NELSON DE SÁ; OTAVIO FRIAS FILHO
DA REPORTAGEM LOCAL E DA REDAÇÃO

Em 74, já sem o primeiro elenco, o Oficina é invadido pela polícia. Um mês depois, Zé Celso é preso. Ficou dois meses e meio, saindo para o exílio, de onde voltou quatro anos depois. Ele relata o episódio de sua prisão e tortura.
Folha - Como foi a sua prisão?
Zé Celso - Eu estava na minha irmã com o Jorge Bouquet, um fotógrafo francês, e quando desci do apartamento um cara me botou um capuz. Me puseram no carro e levaram para o Dops. Fui de capuz porque tem duas prisões. Tem a prisão legal e, atrás de uma parede que se move, você desce para um subterrâneo, chamado de "fornão", onde tem a tortura. E você não vê onde está. Jogam numa cela de cimento. Você fica isolado, luz acesa. E só ouve, de repente, o grito de tortura, e as chicotadas.
Eu logo fui levado para uma sala de tortura. Fui cercado por uns dez homens, pendurado no pau-de-arara, uma posição terrível, dói pra caralho.
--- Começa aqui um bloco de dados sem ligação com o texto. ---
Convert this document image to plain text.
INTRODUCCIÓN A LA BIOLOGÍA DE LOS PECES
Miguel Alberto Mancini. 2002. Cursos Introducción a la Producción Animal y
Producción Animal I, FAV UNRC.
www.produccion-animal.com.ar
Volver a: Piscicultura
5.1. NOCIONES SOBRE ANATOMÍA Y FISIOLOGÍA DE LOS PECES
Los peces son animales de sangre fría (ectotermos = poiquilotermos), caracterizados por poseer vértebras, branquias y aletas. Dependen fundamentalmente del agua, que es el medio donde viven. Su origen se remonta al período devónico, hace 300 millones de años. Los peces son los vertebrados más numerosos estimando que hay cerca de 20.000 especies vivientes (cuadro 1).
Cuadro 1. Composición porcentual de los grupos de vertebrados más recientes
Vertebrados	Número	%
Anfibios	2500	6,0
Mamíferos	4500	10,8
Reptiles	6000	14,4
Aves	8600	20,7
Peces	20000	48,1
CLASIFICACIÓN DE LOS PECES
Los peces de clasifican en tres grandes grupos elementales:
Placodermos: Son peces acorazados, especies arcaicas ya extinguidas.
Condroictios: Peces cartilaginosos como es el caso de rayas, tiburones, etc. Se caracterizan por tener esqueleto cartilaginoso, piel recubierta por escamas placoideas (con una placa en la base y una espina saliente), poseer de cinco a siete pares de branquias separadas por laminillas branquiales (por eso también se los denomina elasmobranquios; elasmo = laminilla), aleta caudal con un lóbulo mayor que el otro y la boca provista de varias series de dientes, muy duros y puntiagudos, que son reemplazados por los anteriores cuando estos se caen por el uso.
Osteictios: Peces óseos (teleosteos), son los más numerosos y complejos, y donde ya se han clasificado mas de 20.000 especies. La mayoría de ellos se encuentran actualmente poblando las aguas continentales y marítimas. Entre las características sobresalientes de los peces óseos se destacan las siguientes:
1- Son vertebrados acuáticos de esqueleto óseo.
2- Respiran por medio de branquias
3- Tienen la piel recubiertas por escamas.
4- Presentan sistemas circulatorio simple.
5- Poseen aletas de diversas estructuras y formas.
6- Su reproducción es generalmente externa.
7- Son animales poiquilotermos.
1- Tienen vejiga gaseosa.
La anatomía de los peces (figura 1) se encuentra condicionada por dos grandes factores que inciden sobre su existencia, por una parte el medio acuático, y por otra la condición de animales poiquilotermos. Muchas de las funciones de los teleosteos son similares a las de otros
E começaram a aplicar choques. Começaram nos meus pés, perguntando sobre a ALN (Ação Libertadora Nacional). Ameaçavam me usar como isca, porque tinha dado abrigo a uma pessoa da ALN. Eu tinha transportado, junto com um cineasta, e nos seguiram, ficaram sabendo. Então queriam arrancar as minhas ligações com as pessoas todas.
Folha - Você tinha ligações?
Zé Celso - Eu tinha muitos amigos na ALN, mas não estava fazendo um trabalho, naquele momento. Às vezes dava proteção. Eram pessoas até mais espertas do que eu, porque elas iam embora, não ficavam. Elas tinham a sua própria segurança, mas eu não estava dentro do esquema logístico.
Folha - Como foi a tortura?
Zé Celso - Foi com choque. Aí imediatamente... Eu fui preso com um sininho do Tibet, que um americano tinha me dado, um presente, e não sei por que me veio o personagem de um iogue. Eu respondi nesse personagem, não respondi na minha pessoa. (Ri) Isso facilitou um distanciamento para não ter que entregar ninguém.
Apanhei bastante, quebraram um dente, e depois ameaçavam continuar a tortura. E com choque é terrível. Eu lembro que um deles tinha uma tatuagem no braço, "amor de mãe". O teatro me valeu muito. O personagem me fez conduzir o depoimento, sobre a dor. Eu procurei representar um personagem meio intocável, meio místico, sem muitas relações com o mundo que chamam de real.